Potentials of magnesium treatment in subarachnoid haemorrhage

W M van den Bergh, R M Dijkhuizen, G J E Rinkel
Magnesium Research: Official Organ of the International Society for the Development of Research on Magnesium 2004, 17 (4): 301-13
Subarachnoid hemorrhage from a ruptured aneurysm is a subset of stroke. The young age (median 55 years) and poor outcome (50% of patients die; 30% of survivors remain dependent) explain why in the population the loss of productive life years from aneurysmal subarachnoid hemorrhage (SAH) is as large as that from brain infarcts, the most common type of stroke. Ischemia plays an important role in the pathophysiological process after SAH. A period of global cerebral ischemia firstly occurs in the acute phase, immediately after rupture of the aneurysm, due to acute vasoconstriction and elevated intracranial pressure, which leads to a drop in perfusion pressure. This is quite distinct from the secondly, delayed cerebral ischemia (DCI), which is focal or multi-focal. DCI usually occurs between 4 and 10 days after the initial bleeding, has a gradual onset and is multi-focal, and is an important cause of death and dependency after SAH. The interval between the bleeding and the onset of ischemia provides an opportunity for preventive treatment.
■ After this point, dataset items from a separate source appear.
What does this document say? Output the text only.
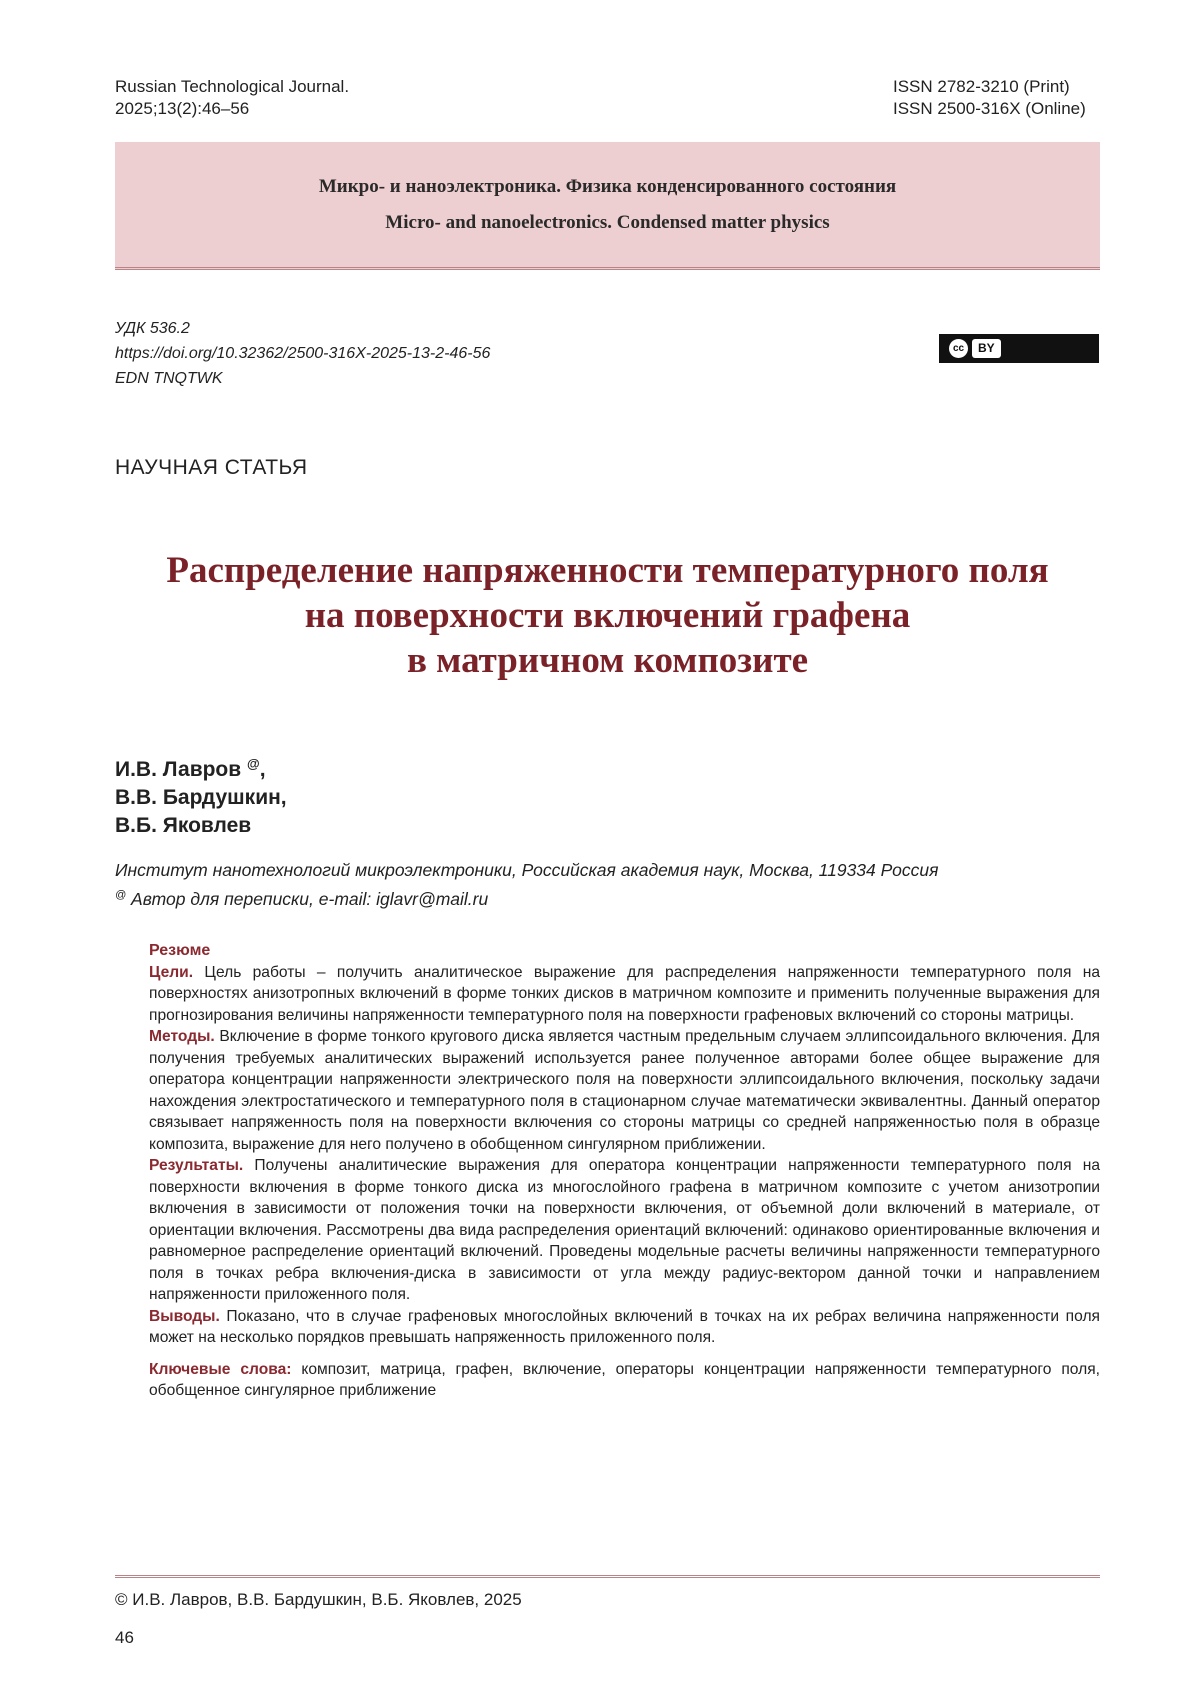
Russian Technological Journal.
2025;13(2):46–56
ISSN 2782-3210 (Print)
ISSN 2500-316X (Online)
Микро- и наноэлектроника. Физика конденсированного состояния
Micro- and nanoelectronics. Condensed matter physics
УДК 536.2
https://doi.org/10.32362/2500-316X-2025-13-2-46-56
EDN TNQTWK
cc	BY
НАУЧНАЯ СТАТЬЯ
Распределение напряженности температурного поля
на поверхности включений графена
в матричном композите
И.В. Лавров @,
В.В. Бардушкин,
В.Б. Яковлев
Институт нанотехнологий микроэлектроники, Российская академия наук, Москва, 119334 Россия
@ Автор для переписки, e-mail: iglavr@mail.ru

Резюме

Цели. Цель работы – получить аналитическое выражение для распределения напряженности температурного поля на поверхностях анизотропных включений в форме тонких дисков в матричном композите и применить полученные выражения для прогнозирования величины напряженности температурного поля на поверхности графеновых включений со стороны матрицы.

Методы. Включение в форме тонкого кругового диска является частным предельным случаем эллипсоидального включения. Для получения требуемых аналитических выражений используется ранее полученное авторами более общее выражение для оператора концентрации напряженности электрического поля на поверхности эллипсоидального включения, поскольку задачи нахождения электростатического и температурного поля в стационарном случае математически эквивалентны. Данный оператор связывает напряженность поля на поверхности включения со стороны матрицы со средней напряженностью поля в образце композита, выражение для него получено в обобщенном сингулярном приближении.

Результаты. Получены аналитические выражения для оператора концентрации напряженности температурного поля на поверхности включения в форме тонкого диска из многослойного графена в матричном композите с учетом анизотропии включения в зависимости от положения точки на поверхности включения, от объемной доли включений в материале, от ориентации включения. Рассмотрены два вида распределения ориентаций включений: одинаково ориентированные включения и равномерное распределение ориентаций включений. Проведены модельные расчеты величины напряженности температурного поля в точках ребра включения-диска в зависимости от угла между радиус-вектором данной точки и направлением напряженности приложенного поля.

Выводы. Показано, что в случае графеновых многослойных включений в точках на их ребрах величина напряженности поля может на несколько порядков превышать напряженность приложенного поля.

Ключевые слова: композит, матрица, графен, включение, операторы концентрации напряженности температурного поля, обобщенное сингулярное приближение

© И.В. Лавров, В.В. Бардушкин, В.Б. Яковлев, 2025
46
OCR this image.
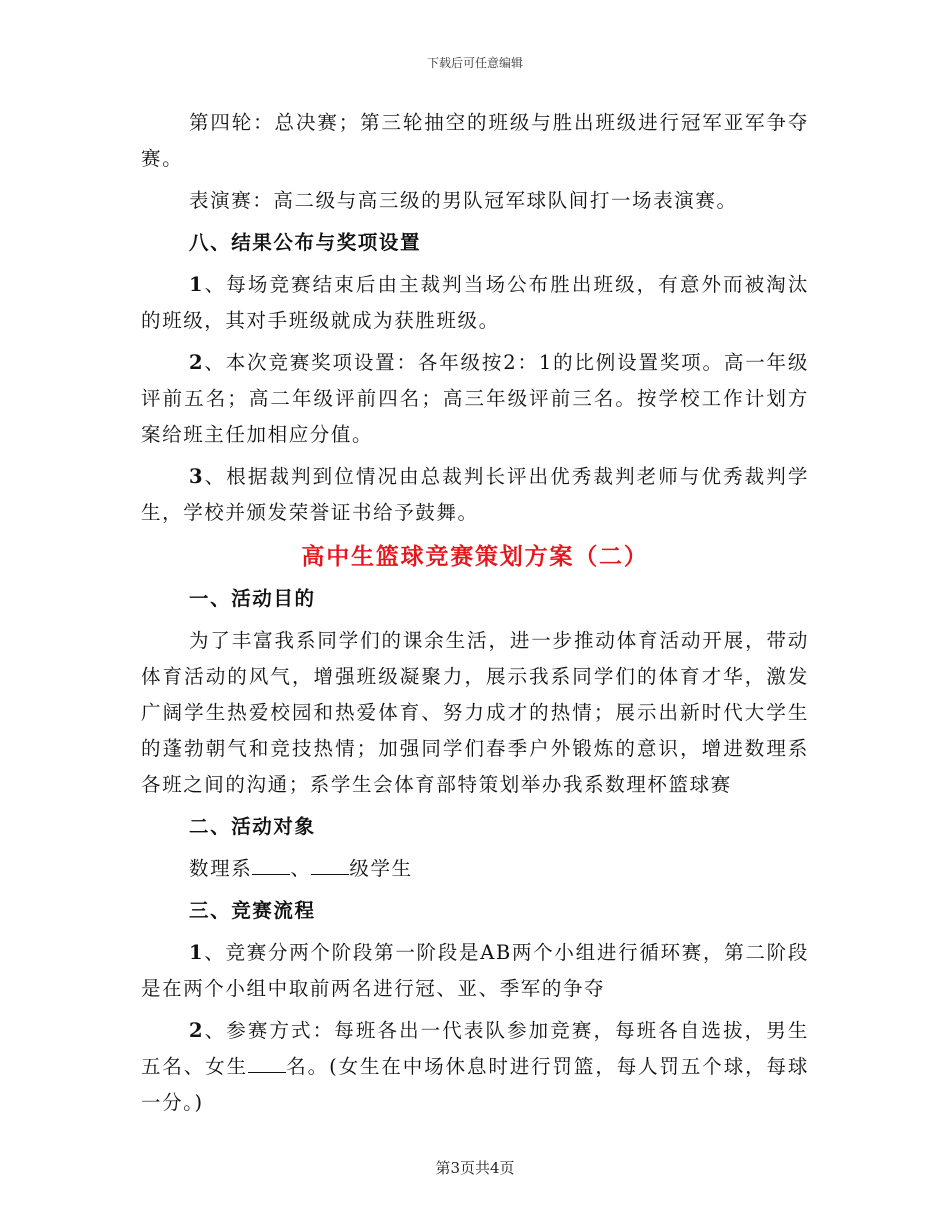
下载后可任意编辑

第四轮：总决赛；第三轮抽空的班级与胜出班级进行冠军亚军争夺赛。

表演赛：高二级与高三级的男队冠军球队间打一场表演赛。

八、结果公布与奖项设置

1、每场竞赛结束后由主裁判当场公布胜出班级，有意外而被淘汰的班级，其对手班级就成为获胜班级。

2、本次竞赛奖项设置：各年级按2：1的比例设置奖项。高一年级评前五名；高二年级评前四名；高三年级评前三名。按学校工作计划方案给班主任加相应分值。

3、根据裁判到位情况由总裁判长评出优秀裁判老师与优秀裁判学生，学校并颁发荣誉证书给予鼓舞。

高中生篮球竞赛策划方案（二）
一、活动目的

为了丰富我系同学们的课余生活，进一步推动体育活动开展，带动体育活动的风气，增强班级凝聚力，展示我系同学们的体育才华，激发广阔学生热爱校园和热爱体育、努力成才的热情；展示出新时代大学生的蓬勃朝气和竞技热情；加强同学们春季户外锻炼的意识，增进数理系各班之间的沟通；系学生会体育部特策划举办我系数理杯篮球赛

二、活动对象

数理系 、 级学生

三、竞赛流程

1、竞赛分两个阶段第一阶段是AB两个小组进行循环赛，第二阶段是在两个小组中取前两名进行冠、亚、季军的争夺

2、参赛方式：每班各出一代表队参加竞赛，每班各自选拔，男生五名、女生 名。(女生在中场休息时进行罚篮，每人罚五个球，每球一分。)

第3页共4页
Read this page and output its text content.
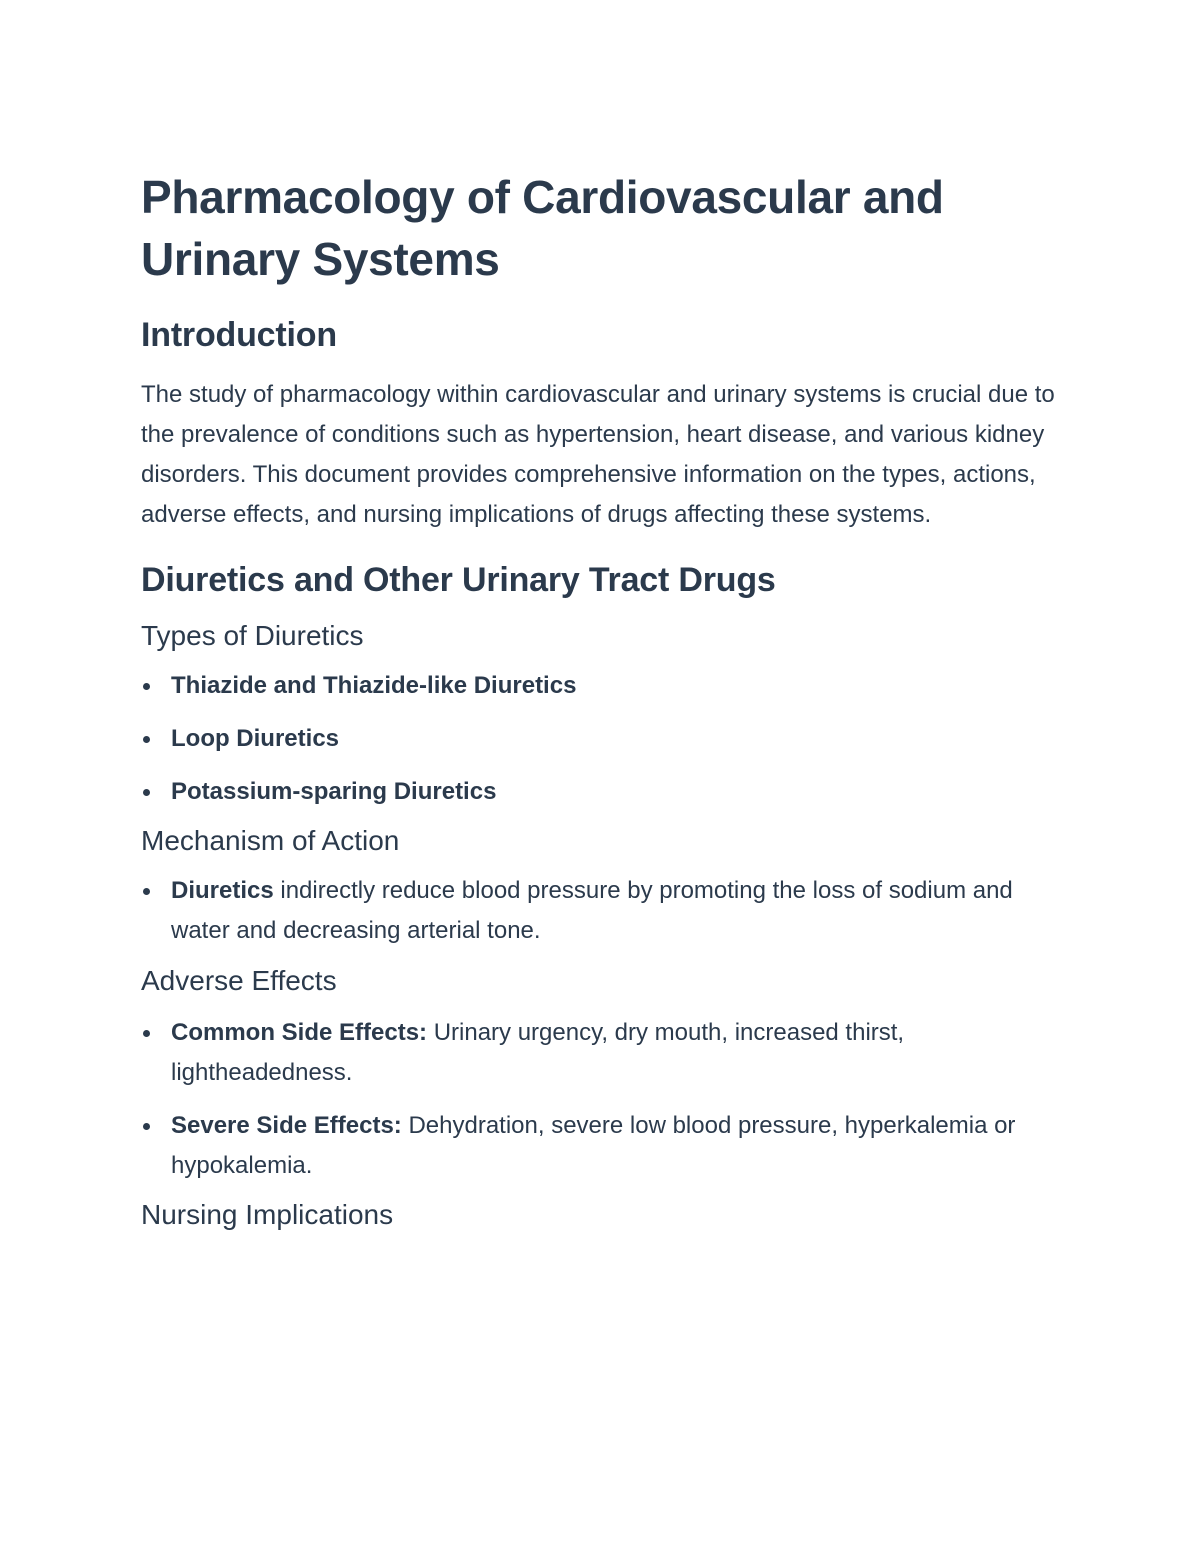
Pharmacology of Cardiovascular and Urinary Systems
Introduction

The study of pharmacology within cardiovascular and urinary systems is crucial due to the prevalence of conditions such as hypertension, heart disease, and various kidney disorders. This document provides comprehensive information on the types, actions, adverse effects, and nursing implications of drugs affecting these systems.

Diuretics and Other Urinary Tract Drugs
Types of Diuretics
Thiazide and Thiazide-like Diuretics
Loop Diuretics
Potassium-sparing Diuretics
Mechanism of Action
Diuretics indirectly reduce blood pressure by promoting the loss of sodium and water and decreasing arterial tone.
Adverse Effects
Common Side Effects: Urinary urgency, dry mouth, increased thirst, lightheadedness.
Severe Side Effects: Dehydration, severe low blood pressure, hyperkalemia or hypokalemia.
Nursing Implications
Magnesium is readily available, inexpensive and has a well-established clinical profile in obstetrical and cardiovascular practice. It is beneficial in the treatment of eclampsia, a disease with a pathophysiology comparable to DCI after subarachnoid hemorrhage. Neuroprotective mechanisms of magnesium include inhibition of the release of excitatory amino-acids and blockade of the NMDA-glutamate receptor. Magnesium is also a non-competitive antagonist of voltage dependent calcium channels, has cerebrovascular dilatory activity and is an important co-factor of cellular ATPases, including the Na/K-ATPase. Magnesium can reverse delayed cerebral vasospasm and reduces the extent of acute ischemic cerebral lesions after experimental subarachnoid hemorrhage in rats. In this article we discuss the neuroprotective potency of magnesium in SAH by describing the pathophysiology of ischaemia after SAH and the many ways magnesium may interfere with this.